Drama queens in the garden? And not the movie theater, or on a stage? Absolutely! How else would you describe those stunning plants that stop us dead in our tracks? Those wonderful specimens that either by their stature, form, fragrance, or color immediately grab our attention? Their power is far greater than their companion plants, making us decide that they are a “must have” plant. And this, despite the fact that the garden is already jammed and we have no idea where to put it, no less if it can survive in our particular environment.
In the world of garden design, these queens are indeed necessary. Not for the faint of heart, they bring a garden to life and inject it with a bit of energy. In the right hands, they can transform a ho-hum landscape into something that literally takes your breath away. Wise garden designers plan for a few of these (mostly in mass plantings) throughout the season, since too many impactful plants can create a discordant feel to the garden.
The use of drama queens in gardens can be overdone and as in life, competing queens are not a good thing. You need to choose wisely and ensure that you get the look you want and spread it across the season, not just in June or July. Herewith, a few for your consideration.
Early season attention-getters are the witch hazels (hamamelis) which can bloom as early as February in a mild winter, and star magnolias (Magnolia stellata). Underplant them with hyacinths and tulips – the short ones for early bloom and the tall ones for May - and you have an oasis of color, fragrance and pure delight for nearly 3 months. Fertilize these early blooming stars with an all-purpose plant food after they have finished blooming.
A mass planting of peonies for June with deep blue Siberian irises are show stoppers. Alternatively, some really fragrant roses in deep reds and bicolors can give the garden a hefty June boost.
Have you ever seen a well-grown delphinium that you didn’t want to call your own? Their breathtaking color and stature - especially when planted in large groups - can completely astound you. The same can be said about oriental lilies: that heady fragrance coupled with every color except blue make them irresistible. Fertilize these summer beauties in spring as they break dormancy with and all-purpose plant food.
Later in the season, the sight of a deep purple-berried shade tolerant Beautyberry shrub (Callicarpa dichotoma) planted among a group of fragrant summersweet (Clethra alnifolia) will surely demand a lengthy stop. That same shady garden would handle a cluster of Angelica gigas, a deep purple 6 to 8-foot-tall shade tolerant biennial beloved by honeybees. Late Season show stoppers benefit from both an early and mid-summer fertilization with an all-purpose plant food.

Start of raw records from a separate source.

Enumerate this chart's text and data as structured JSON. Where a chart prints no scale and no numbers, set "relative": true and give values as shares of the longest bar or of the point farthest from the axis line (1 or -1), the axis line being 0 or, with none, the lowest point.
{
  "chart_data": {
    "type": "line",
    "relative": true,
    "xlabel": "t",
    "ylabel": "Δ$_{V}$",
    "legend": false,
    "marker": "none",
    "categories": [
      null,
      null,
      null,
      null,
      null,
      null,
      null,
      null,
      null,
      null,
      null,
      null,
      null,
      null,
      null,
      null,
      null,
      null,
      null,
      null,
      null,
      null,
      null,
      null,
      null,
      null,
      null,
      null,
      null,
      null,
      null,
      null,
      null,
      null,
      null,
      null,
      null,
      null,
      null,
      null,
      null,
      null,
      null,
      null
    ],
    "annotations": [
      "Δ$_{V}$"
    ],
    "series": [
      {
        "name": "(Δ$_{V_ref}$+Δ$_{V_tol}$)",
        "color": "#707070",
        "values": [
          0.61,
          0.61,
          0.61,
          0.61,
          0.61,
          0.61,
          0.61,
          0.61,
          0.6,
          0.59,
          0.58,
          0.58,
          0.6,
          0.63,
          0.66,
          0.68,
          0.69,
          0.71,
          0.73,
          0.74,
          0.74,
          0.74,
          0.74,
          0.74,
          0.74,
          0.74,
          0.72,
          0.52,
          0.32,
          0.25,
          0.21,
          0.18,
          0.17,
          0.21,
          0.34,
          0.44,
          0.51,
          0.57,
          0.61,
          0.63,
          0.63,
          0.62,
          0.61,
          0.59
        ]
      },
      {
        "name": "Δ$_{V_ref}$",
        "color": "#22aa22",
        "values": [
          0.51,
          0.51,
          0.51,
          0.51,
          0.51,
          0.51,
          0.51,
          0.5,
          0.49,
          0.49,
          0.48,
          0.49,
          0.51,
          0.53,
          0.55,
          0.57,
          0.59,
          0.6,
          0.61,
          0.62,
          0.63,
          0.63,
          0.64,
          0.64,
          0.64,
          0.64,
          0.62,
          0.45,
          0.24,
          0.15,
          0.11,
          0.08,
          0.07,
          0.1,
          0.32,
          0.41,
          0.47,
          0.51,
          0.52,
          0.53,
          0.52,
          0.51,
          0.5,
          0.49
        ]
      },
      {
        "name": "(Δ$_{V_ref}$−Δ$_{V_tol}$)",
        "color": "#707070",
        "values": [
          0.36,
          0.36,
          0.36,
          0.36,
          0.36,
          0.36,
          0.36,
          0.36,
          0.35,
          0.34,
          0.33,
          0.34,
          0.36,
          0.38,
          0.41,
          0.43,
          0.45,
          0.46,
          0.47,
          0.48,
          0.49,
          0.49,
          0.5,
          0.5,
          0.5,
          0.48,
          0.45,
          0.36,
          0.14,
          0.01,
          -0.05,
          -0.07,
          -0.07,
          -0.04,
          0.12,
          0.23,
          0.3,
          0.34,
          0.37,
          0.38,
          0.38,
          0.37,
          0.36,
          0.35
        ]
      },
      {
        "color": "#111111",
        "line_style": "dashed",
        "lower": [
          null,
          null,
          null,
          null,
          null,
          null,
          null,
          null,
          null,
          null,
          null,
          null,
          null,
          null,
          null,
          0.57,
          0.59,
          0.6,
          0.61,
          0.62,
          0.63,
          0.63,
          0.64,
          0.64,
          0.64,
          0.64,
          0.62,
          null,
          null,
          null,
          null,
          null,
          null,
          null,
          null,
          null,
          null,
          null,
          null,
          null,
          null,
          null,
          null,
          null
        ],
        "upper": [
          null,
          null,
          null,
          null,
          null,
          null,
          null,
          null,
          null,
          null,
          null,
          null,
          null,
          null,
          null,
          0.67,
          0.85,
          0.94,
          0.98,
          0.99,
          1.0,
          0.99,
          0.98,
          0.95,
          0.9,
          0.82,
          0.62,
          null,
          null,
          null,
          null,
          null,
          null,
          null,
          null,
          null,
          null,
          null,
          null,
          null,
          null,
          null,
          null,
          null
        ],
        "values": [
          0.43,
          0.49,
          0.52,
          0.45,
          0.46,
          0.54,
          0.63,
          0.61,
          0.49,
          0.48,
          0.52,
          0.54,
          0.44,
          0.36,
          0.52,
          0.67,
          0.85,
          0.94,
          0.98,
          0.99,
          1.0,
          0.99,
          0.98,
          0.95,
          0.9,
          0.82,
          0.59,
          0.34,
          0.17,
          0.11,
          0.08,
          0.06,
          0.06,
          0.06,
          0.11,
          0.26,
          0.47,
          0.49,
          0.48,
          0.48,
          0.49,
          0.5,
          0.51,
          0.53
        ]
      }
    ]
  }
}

If you’ve never seen a hardy hibiscus (Hibiscus moscheutos) in flower in late July and August, be sure to seek one out. The vigor of this perennial is nothing short of amazing, as it breaks dormancy late and then shoots up like a rocket ship. 'Lord Baltimore' is just one example with showy dinnerplate-size deep red flowers ten inches across. Others come in deep rose, swirls and soft pinks, some with deeply dissected russet foliage. Talk about an attention-getter!
An underused perennial you should seek out for a tall deep blue splash of deer-resistant late September color – in shade no less – is monkshood (Aconitum). Again, a group planting will make the best statement and provide your own pleasure as you work in your fall garden.
Start small with these queens if you can control yourself.